Silver, unlike the gold price, was unable to mount a comeback on Tuesday as it finished with a loss of $0.50, or 1.8%, at $26.82 per ounce. Gold’s sister precious metal has now fallen for five straight trading sessions, and in nine of the past ten. From its 30-year high of $31.275 reached on January 3, the silver price has plummeted $4.46, or 14.2%.
As for the gold price, it has dropped $98.50, or 6.9%, from its $1,343.50 all-time high posted on December 3, 2010. Furthermore, with a 6.1% loss thus far in 2011, the gold price is on pace for its worst month since it tumbled 7.1% in December 2009.
Traders and investors are eagerly awaiting this afternoon’s release form the Federal Open Market Committee (FOMC) announcement. While interest rates will stay unchanged, the Fed’s policy statement will be parsed for any changes pertaining to the recent spate of stronger economic data. The Fed is expected to maintain the size of its $600 billion second round of quantitative easing (QE2). The consensus is forecasting that Chairman Ben Bernanke will reiterate the Fed’s belief that inflation remains tepid and zero interest rates will remain a fixture for “an extended period of time.”
One notable change at this Fed meeting is the exit of Fed President Thomas Hoenig as a voting member of the FOMC. Throughout 2010, Hoenig, the most prominent inflation hawk at the central bank, casted dissenting votes on the need for record-low interest rates and QE2. However, Hoenig is being forced to step down due to the Fed’s mandatory retirement age of 64.
Bernanke and the other FOMC doves will now face less opposition as they continue to deploy ultra-loose monetary policies aimed at stimulating the economic recovery.

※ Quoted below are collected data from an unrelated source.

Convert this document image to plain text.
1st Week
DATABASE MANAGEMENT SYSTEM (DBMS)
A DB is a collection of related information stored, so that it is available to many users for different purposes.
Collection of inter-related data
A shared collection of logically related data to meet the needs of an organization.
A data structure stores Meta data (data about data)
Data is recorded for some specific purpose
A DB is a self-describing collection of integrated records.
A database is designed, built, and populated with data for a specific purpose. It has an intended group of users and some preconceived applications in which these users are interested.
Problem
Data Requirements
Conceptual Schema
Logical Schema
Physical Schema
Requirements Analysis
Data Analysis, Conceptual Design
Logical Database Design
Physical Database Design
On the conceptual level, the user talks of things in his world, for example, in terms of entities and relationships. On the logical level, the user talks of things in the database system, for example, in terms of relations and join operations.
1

While many economic indicators have continued to improve in January, the most important one – the U.S. employment picture – has not.
The deflationary impact of structurally high unemployment has been one of Bernanke’s key reasons for QE2, and until such time as the jobs market shows consistent, meaningful improvement, the Fed is likely to maintain its ultra easy monetary policies. As long as deflation is the chief enemy of Chairman Bernanke, the trajectory of the gold price is likely to remain firmly upward.